General Motors is trying to stop a dealership group in rural Iowa from selling Chevrolets and Cadillacs in the same showroom as Jeeps and Rams, but the group says state law trumps GM’s objections and that separating the store into two again could put one of them out of business.

A federal judge last month denied GM’s request for a preliminary injunction against KAR Auto Group of Decorah. Decorah Chevrolet-Cadillac and Decorah Chrysler-Dodge-Jeep-Ram had been 180 feet apart until being combined in the GM facility this year to reduce overhead.

GM says a dual showroom violates the dealership group’s franchise agreement, but KAR argues that a 2010 Iowa law gives it “an unfettered right” to consolidate the stores’ operations and that at least 32 other GM stores in Iowa were dualed with other brands when it made the change.

U.S. District Judge C.J. Williams said GM didn’t show danger of “irreparable harm” if the competing brands continue in the same building.

“KAR is pleased with these results and in particular the broader effect the decisions will have with respect to dualing in Iowa and on the viability of a trademark claim that a manufacturer may bring in response to dualing,” KAR’s lawyers said in a statement. “A trial on the merits will follow.”

GM told Automotive News that KAR’s agreement with GM requires it to meet standards including a minimum amount of space dedicated to Chevy and Cadillac.

“GM’s standards — comparable to those of other manufacturers — are designed to enable efficient dealership operations, and positive customer experience and brand image,” GM spokesman David Caldwell said in a statement. “We will continue our efforts to enforce the contract.”

GM told the court that the dealership group did not submit a formal request regarding its plan to move the Fiat Chrysler Automobiles brands into the GM facility, violating the sales and service agreement.

GM said the dealership fell short of applicable minimum size requirements even when it was just Chevy and Cadillac, and that adding the FCA brands worsens the size issue and tarnishes GM’s image. GM also said the group planned to “commingle” GM and FCA branding.

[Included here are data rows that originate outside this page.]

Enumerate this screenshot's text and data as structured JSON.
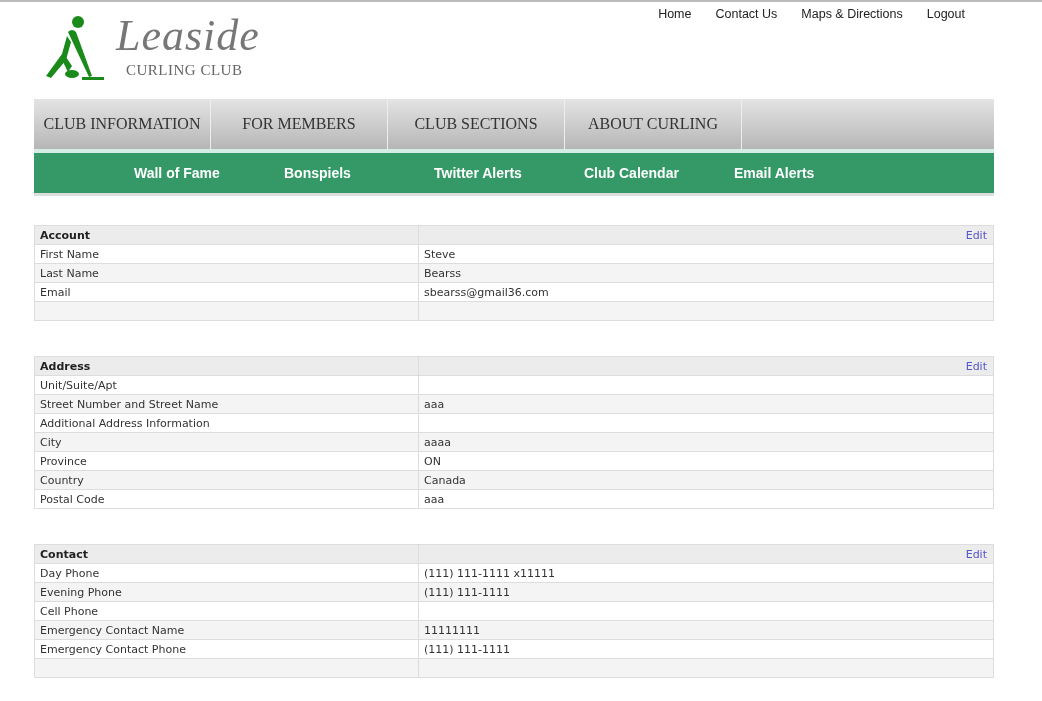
{
  "logo": {
    "name": "Leaside",
    "subtitle": "CURLING CLUB"
  },
  "top_links": [
    "Home",
    "Contact Us",
    "Maps & Directions",
    "Logout"
  ],
  "main_nav": [
    "CLUB INFORMATION",
    "FOR MEMBERS",
    "CLUB SECTIONS",
    "ABOUT CURLING"
  ],
  "sub_nav": [
    "Wall of Fame",
    "Bonspiels",
    "Twitter Alerts",
    "Club Calendar",
    "Email Alerts"
  ],
  "sections": [
    {
      "title": "Account",
      "action": "Edit",
      "trailing_blank_row": true,
      "rows": [
        {
          "label": "First Name",
          "value": "Steve"
        },
        {
          "label": "Last Name",
          "value": "Bearss"
        },
        {
          "label": "Email",
          "value": "sbearss@gmail36.com"
        }
      ]
    },
    {
      "title": "Address",
      "action": "Edit",
      "trailing_blank_row": false,
      "rows": [
        {
          "label": "Unit/Suite/Apt"
        },
        {
          "label": "Street Number and Street Name",
          "value": "aaa"
        },
        {
          "label": "Additional Address Information"
        },
        {
          "label": "City",
          "value": "aaaa"
        },
        {
          "label": "Province",
          "value": "ON"
        },
        {
          "label": "Country",
          "value": "Canada"
        },
        {
          "label": "Postal Code",
          "value": "aaa"
        }
      ]
    },
    {
      "title": "Contact",
      "action": "Edit",
      "trailing_blank_row": true,
      "rows": [
        {
          "label": "Day Phone",
          "value": "(111) 111-1111 x11111"
        },
        {
          "label": "Evening Phone",
          "value": "(111) 111-1111"
        },
        {
          "label": "Cell Phone"
        },
        {
          "label": "Emergency Contact Name",
          "value": "11111111"
        },
        {
          "label": "Emergency Contact Phone",
          "value": "(111) 111-1111"
        }
      ]
    }
  ]
}
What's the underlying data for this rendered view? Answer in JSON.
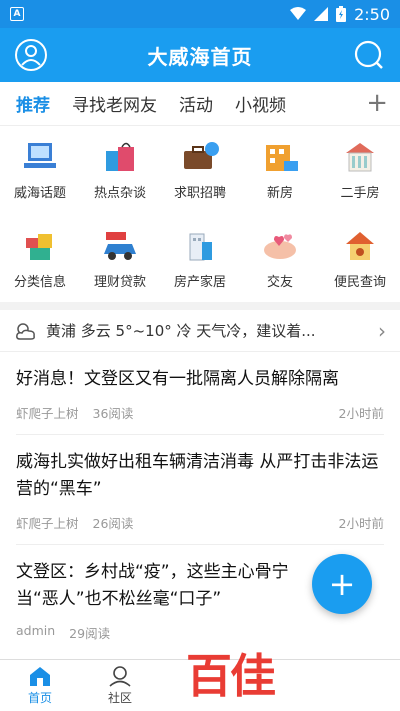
{
  "status": {
    "time": "2:50",
    "left_icon": "A"
  },
  "header": {
    "title": "大威海首页"
  },
  "tabs": [
    {
      "label": "推荐"
    },
    {
      "label": "寻找老网友"
    },
    {
      "label": "活动"
    },
    {
      "label": "小视频"
    }
  ],
  "tab_add": "+",
  "grid": [
    {
      "label": "威海话题",
      "icon": "topic-icon"
    },
    {
      "label": "热点杂谈",
      "icon": "shopping-bags-icon"
    },
    {
      "label": "求职招聘",
      "icon": "briefcase-icon"
    },
    {
      "label": "新房",
      "icon": "new-house-icon"
    },
    {
      "label": "二手房",
      "icon": "second-house-icon"
    },
    {
      "label": "分类信息",
      "icon": "category-icon"
    },
    {
      "label": "理财贷款",
      "icon": "car-sale-icon"
    },
    {
      "label": "房产家居",
      "icon": "building-icon"
    },
    {
      "label": "交友",
      "icon": "love-icon"
    },
    {
      "label": "便民查询",
      "icon": "house-search-icon"
    }
  ],
  "weather": {
    "text": "黄浦 多云 5°~10° 冷 天气冷，建议着..."
  },
  "news": [
    {
      "title": "好消息！文登区又有一批隔离人员解除隔离",
      "author": "虾爬子上树",
      "reads": "36阅读",
      "time": "2小时前"
    },
    {
      "title": "威海扎实做好出租车辆清洁消毒 从严打击非法运营的“黑车”",
      "author": "虾爬子上树",
      "reads": "26阅读",
      "time": "2小时前"
    },
    {
      "title": "文登区：乡村战“疫”，这些主心骨宁当“恶人”也不松丝毫“口子”",
      "author": "admin",
      "reads": "29阅读",
      "time": ""
    }
  ],
  "fab": "+",
  "bottom_nav": [
    {
      "label": "首页"
    },
    {
      "label": "社区"
    },
    {
      "label": ""
    },
    {
      "label": ""
    },
    {
      "label": ""
    }
  ],
  "watermark": "百佳",
  "colors": {
    "accent": "#1a9df0",
    "watermark": "#e8322a"
  }
}
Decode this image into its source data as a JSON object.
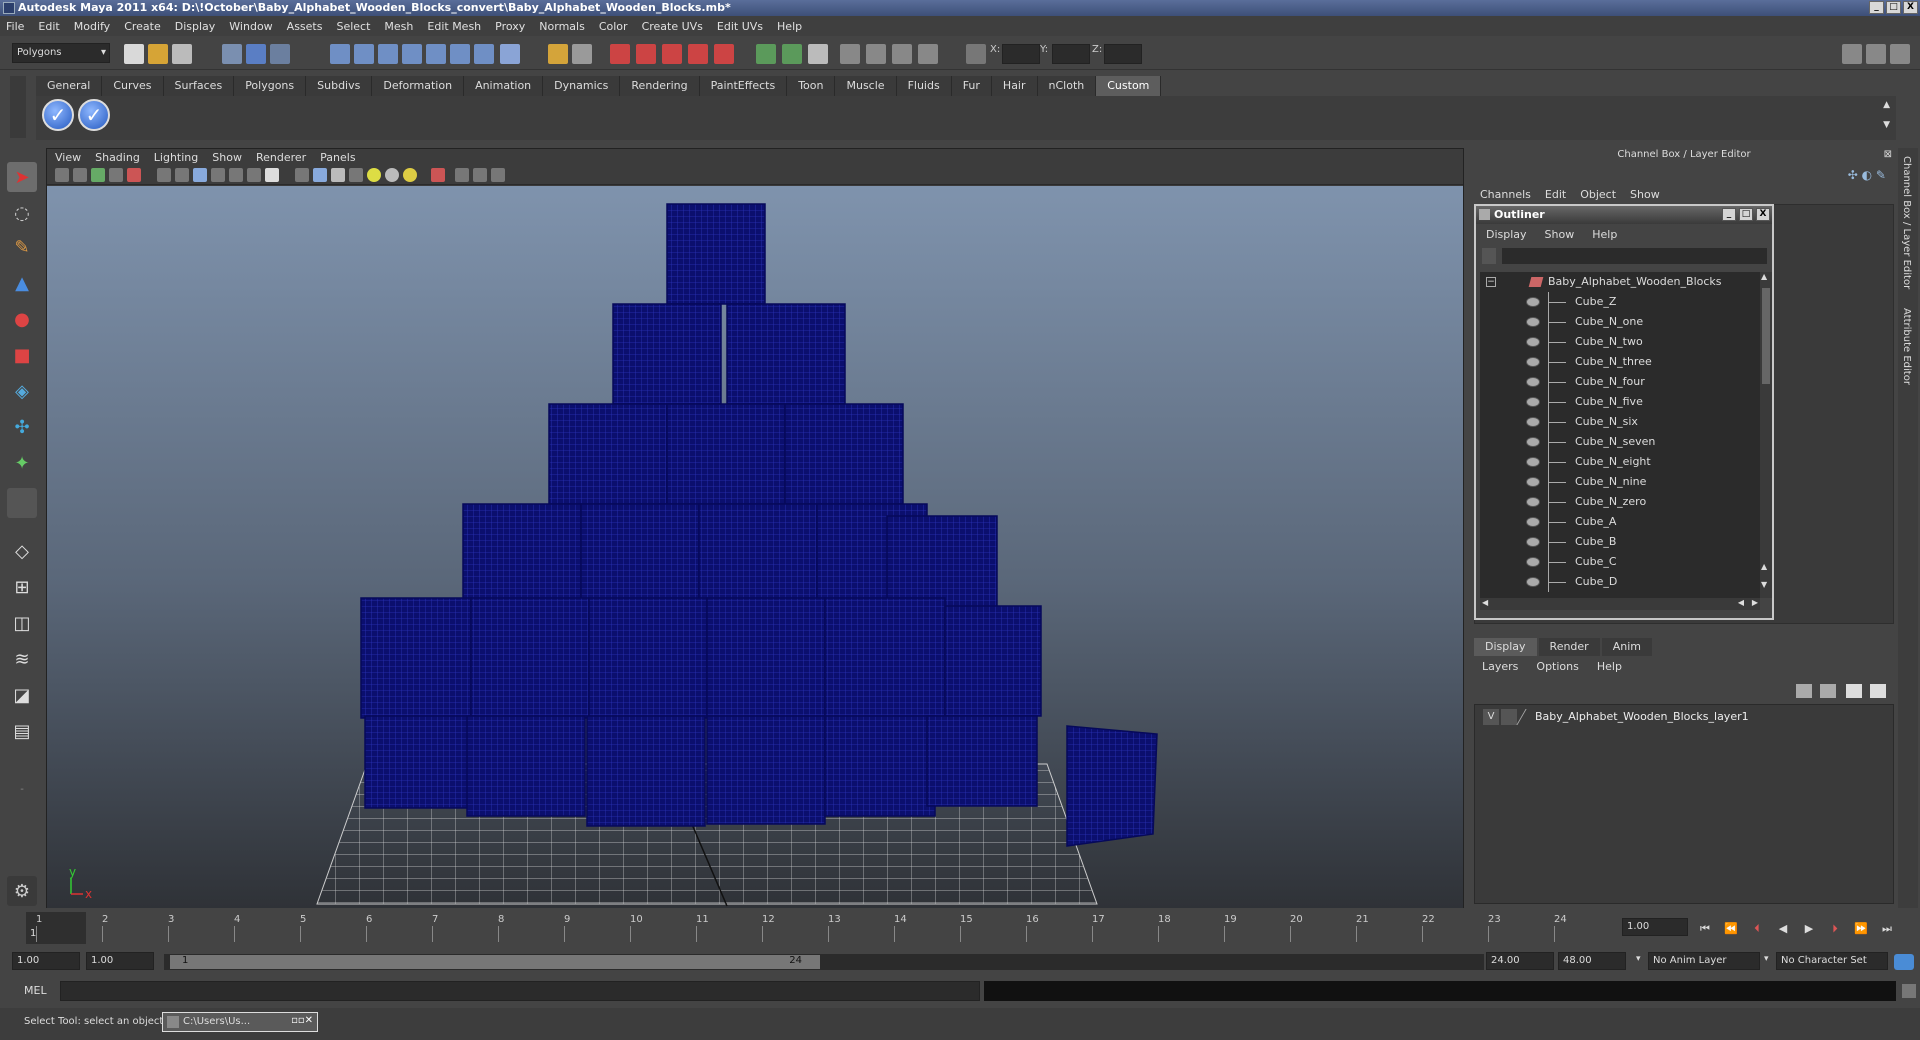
{
  "window": {
    "title": "Autodesk Maya 2011 x64: D:\\!October\\Baby_Alphabet_Wooden_Blocks_convert\\Baby_Alphabet_Wooden_Blocks.mb*",
    "controls": {
      "minimize": "_",
      "maximize": "□",
      "close": "X"
    }
  },
  "menubar": [
    "File",
    "Edit",
    "Modify",
    "Create",
    "Display",
    "Window",
    "Assets",
    "Select",
    "Mesh",
    "Edit Mesh",
    "Proxy",
    "Normals",
    "Color",
    "Create UVs",
    "Edit UVs",
    "Help"
  ],
  "statusline": {
    "mode": "Polygons",
    "coord_labels": {
      "x": "X:",
      "y": "Y:",
      "z": "Z:"
    }
  },
  "shelf": {
    "tabs": [
      "General",
      "Curves",
      "Surfaces",
      "Polygons",
      "Subdivs",
      "Deformation",
      "Animation",
      "Dynamics",
      "Rendering",
      "PaintEffects",
      "Toon",
      "Muscle",
      "Fluids",
      "Fur",
      "Hair",
      "nCloth",
      "Custom"
    ],
    "active_tab": "Custom",
    "button_glyph": "✓"
  },
  "viewport": {
    "menu": [
      "View",
      "Shading",
      "Lighting",
      "Show",
      "Renderer",
      "Panels"
    ],
    "axis": {
      "y": "y",
      "x": "x"
    }
  },
  "channel_box": {
    "title": "Channel Box / Layer Editor",
    "menu": [
      "Channels",
      "Edit",
      "Object",
      "Show"
    ],
    "side_tabs": [
      "Channel Box / Layer Editor",
      "Attribute Editor"
    ]
  },
  "outliner": {
    "title": "Outliner",
    "menu": [
      "Display",
      "Show",
      "Help"
    ],
    "root": "Baby_Alphabet_Wooden_Blocks",
    "items": [
      "Cube_Z",
      "Cube_N_one",
      "Cube_N_two",
      "Cube_N_three",
      "Cube_N_four",
      "Cube_N_five",
      "Cube_N_six",
      "Cube_N_seven",
      "Cube_N_eight",
      "Cube_N_nine",
      "Cube_N_zero",
      "Cube_A",
      "Cube_B",
      "Cube_C",
      "Cube_D"
    ]
  },
  "layer_editor": {
    "tabs": [
      "Display",
      "Render",
      "Anim"
    ],
    "active_tab": "Display",
    "menu": [
      "Layers",
      "Options",
      "Help"
    ],
    "layer": {
      "visibility": "V",
      "name": "Baby_Alphabet_Wooden_Blocks_layer1"
    }
  },
  "timeline": {
    "ticks": [
      "1",
      "2",
      "3",
      "4",
      "5",
      "6",
      "7",
      "8",
      "9",
      "10",
      "11",
      "12",
      "13",
      "14",
      "15",
      "16",
      "17",
      "18",
      "19",
      "20",
      "21",
      "22",
      "23",
      "24"
    ],
    "current_frame_marker": "1",
    "current_time": "1.00"
  },
  "range": {
    "start_time": "1.00",
    "playback_start": "1.00",
    "slider_start": "1",
    "slider_end": "24",
    "playback_end": "24.00",
    "end_time": "48.00",
    "anim_layer": "No Anim Layer",
    "character_set": "No Character Set"
  },
  "command_line": {
    "label": "MEL"
  },
  "status_bar": {
    "help_text": "Select Tool: select an object",
    "taskbar_item": "C:\\Users\\Us..."
  }
}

In a reply to GM’s July 1 request for an injunction, KAR said Iowa leaves it to the dealer, not the automaker, to decide whether to dual franchises. The 2010 law it cited “voids any provision that would restrict or prohibit dualing,” KAR’s lawyer, Aaron Thom of Thom Ellingson in Minneapolis, told Automotive News. “That actually would wipe away the [franchise agreement] to the extent that it restricts or prohibits dualing.”

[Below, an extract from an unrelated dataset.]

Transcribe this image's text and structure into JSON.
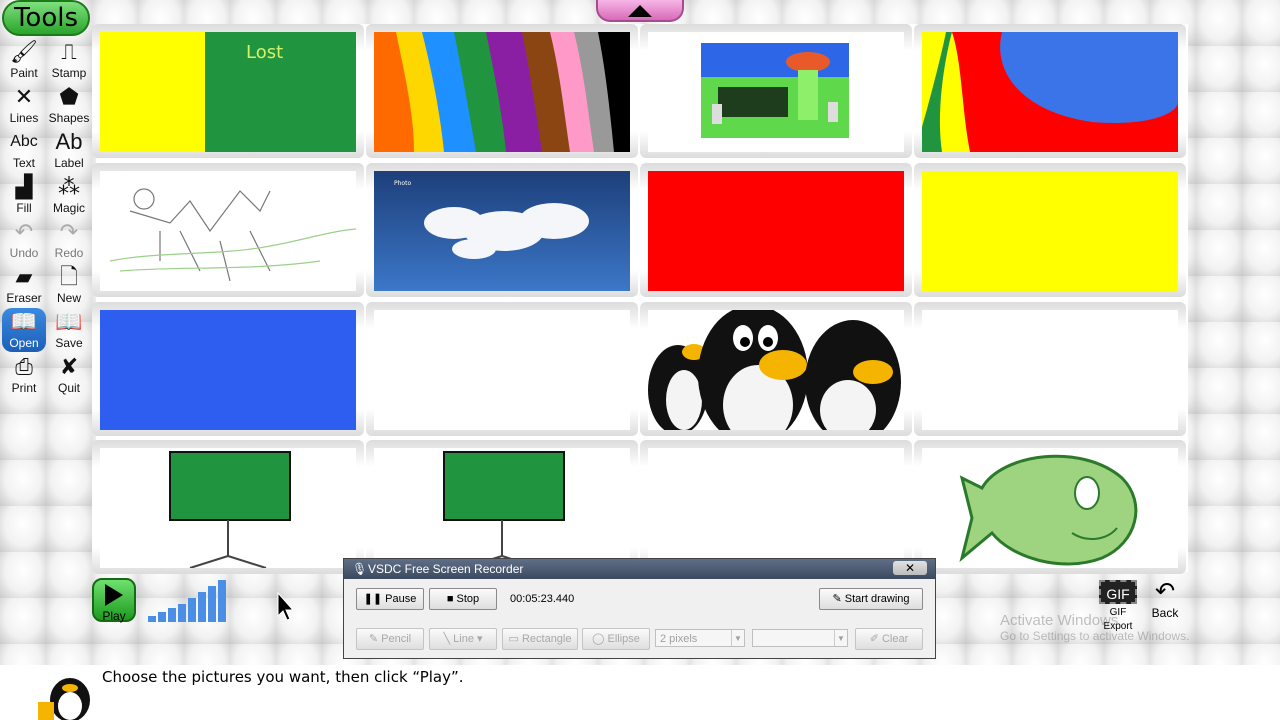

Decorah is a town of fewer than 8,000 residents in northeastern Iowa. Since 2014, Decorah Chevrolet-Cadillac has sold an average of seven to 12 new vehicles each month, KAR said in its filing.

Because of declining sales and steady losses of $30,000 to $50,000 per month at its adjacent FCA dealership, the group decided to consolidate the two stores to ensure they were sustainable.

The FCA dealership lost $588,011 in 2019, and KAR estimated that dualing the stores would save about $575,000 annually.

“Many Iowa dealerships, like KAR, are located in small towns, do a fraction of the business that big-city dealers do and cannot feasibly continue to operate without the synergies obtained by dualing,” the filing said.

KAR said GM has not reevaluated the dealership’s space requirements since 2003, when KAR was expected to sell 175 vehicles per year. That’s more than double the 84 new GM vehicles it sold last year.

KAR, which also operates a Ford-Lincoln store across town, said it displays GM and FCA information on opposite sides of the dual showroom, avoiding customer confusion and preserving each brand’s image.

Williams on Aug. 24 denied GM’s request for an injunction, saying GM didn’t show that it would lose sales and that the case likely will proceed to trial as a result of his order.

The judge said splitting the GM and FCA operations would increase KAR’s operating costs substantially and force it to close the FCA store, leading to job losses and eliminating the ability for FCA customers in the area to get warranty repairs and service work done.

GM’s “illusory allegations of harm,” Williams said in the order, “are outweighed by the specific and concrete harms to defendant, defendant’s employees and the public.”